Building a face recognition system
Finding and aligning faces
The first thing you need is a way to detect faces in an arbitrary image. Older systems used Haar cascades, modern ones use CNN-based detectors. Once you have a face, you crop it out and align it so that the eyes and nose sit in roughly consistent positions across all your inputs. Alignment matters a lot for downstream accuracy, since the network never has to learn to be invariant to translations or rotations it never sees during training.
Faces to embeddings
The interesting bit is that you don’t usually try to classify “this is Alice” with the network directly. You take the activations from a deep layer and treat them as an embedding vector that captures what makes that particular face distinct. Two faces that belong to the same person should produce embeddings that are close in vector space.
Recognition
For closed-set identification (a fixed list of people), you stick a softmax layer on top:
\[\hat{y} = \text{softmax}(\mathbf{z}) = \frac{e^{\mathbf{z}}}{\sum_{j=1}^K e^{z_{j}}}\]
and train with cross entropy:
\[\mathcal{L} = -\sum_{i=1}^K y_{i} \log(\hat{y}_{i})\]
For open-set verification, where the person might not be in your training set, you compare embeddings directly using a distance metric (cosine similarity or L2) and threshold the result.
Implementation
TensorFlow ships ResNet50, but I wanted to write my own miniature version to understand what was happening inside:
1 | import tensorflow as tf |
The residual_block function is where the skip connection
happens. The build_resnet function stacks a few of those
together with a small initial conv stem and a global average pool at the
end. It’s nowhere near ResNet50 in capacity, but it’s enough to learn a
small set of faces well.
Masks broke everything
A few weeks into the project, COVID happened and everyone started wearing masks.
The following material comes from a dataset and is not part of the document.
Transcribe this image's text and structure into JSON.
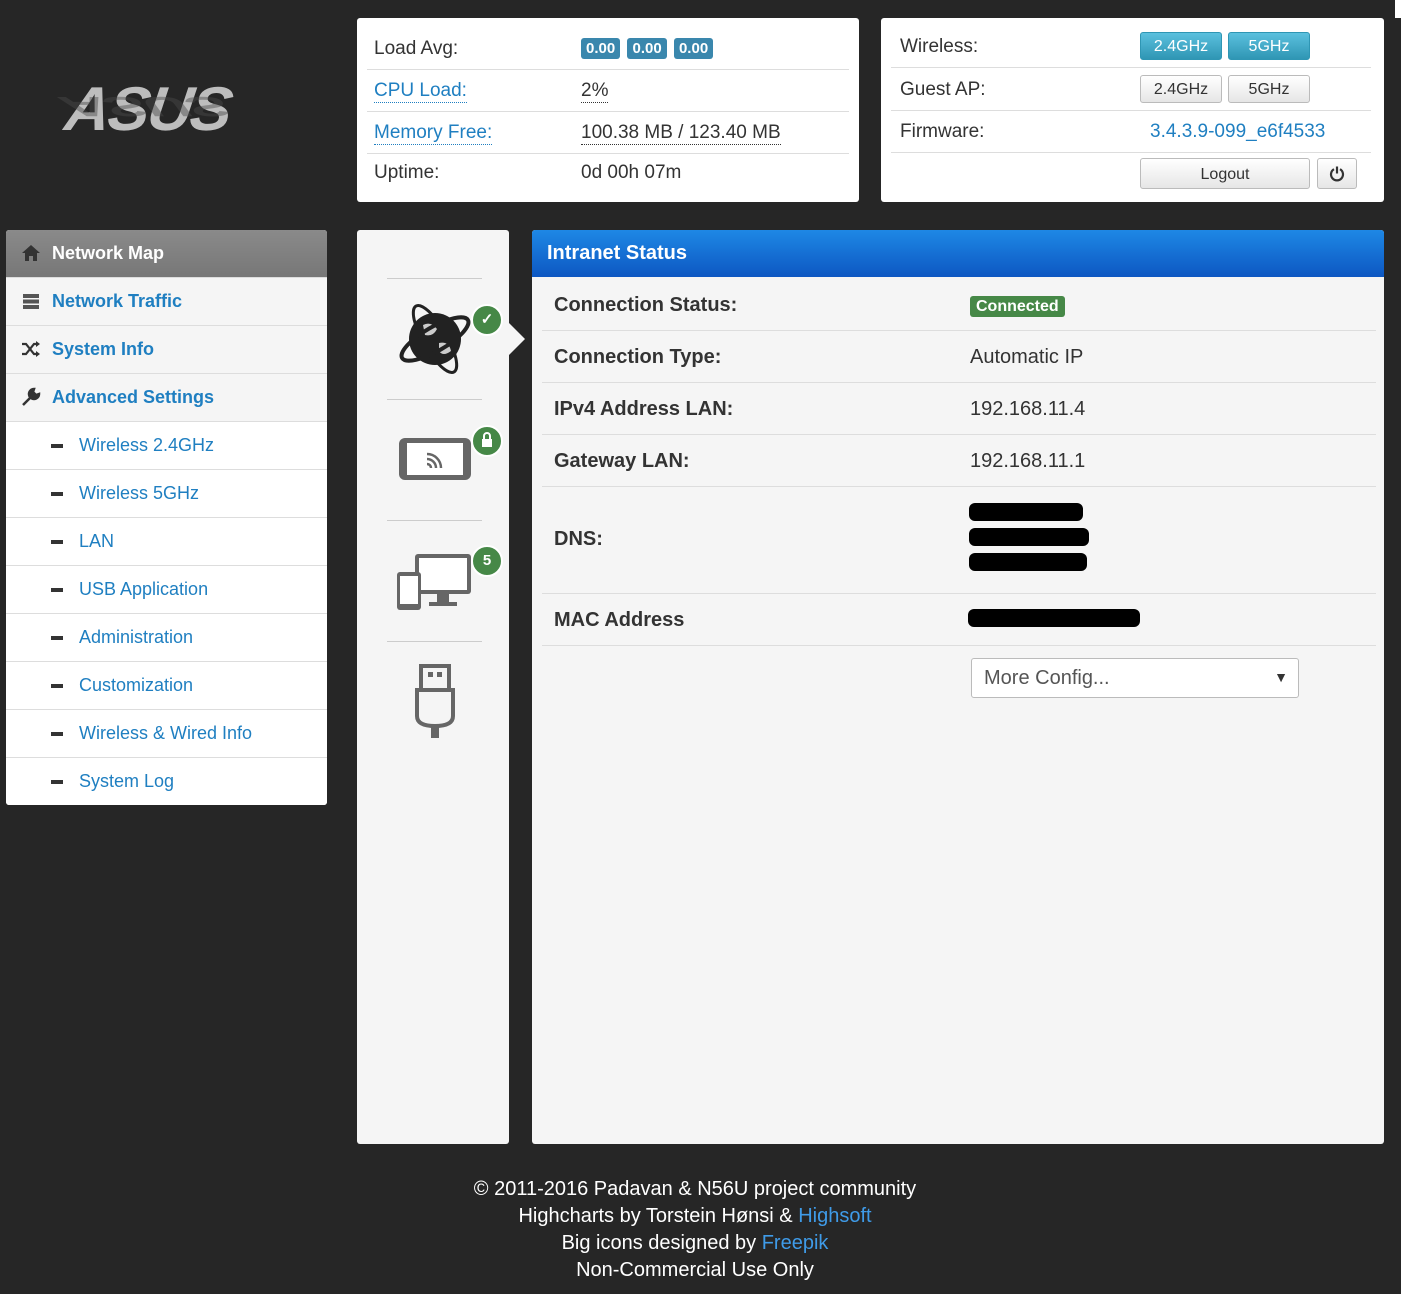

That turned out to be a real test for the model. A network trained on full faces does not generalize well to faces with the bottom half covered, since most of the discriminative features around the mouth and chin are gone. There are two main ways to fix this: include masked faces in your training set, or train the network to focus on regions that stay visible (eyes and forehead). I tried both, and the data augmentation approach worked better in my case.
What I took from this
The math behind face recognition is less mysterious than it looks once you sit with it. Convolutions detect features. Skip connections solve the gradient problem in deep networks. Embeddings turn faces into points in a vector space where geometric distance corresponds to identity similarity. Each piece is small on its own, and they compose into something that genuinely works in production-grade systems.
The other thing I took away is how much of the work isn’t the model itself. Detection, alignment, dataset balance, evaluation under realistic conditions, and edge cases like masks all matter at least as much as the architecture. Most of the engineering effort lives in those pieces.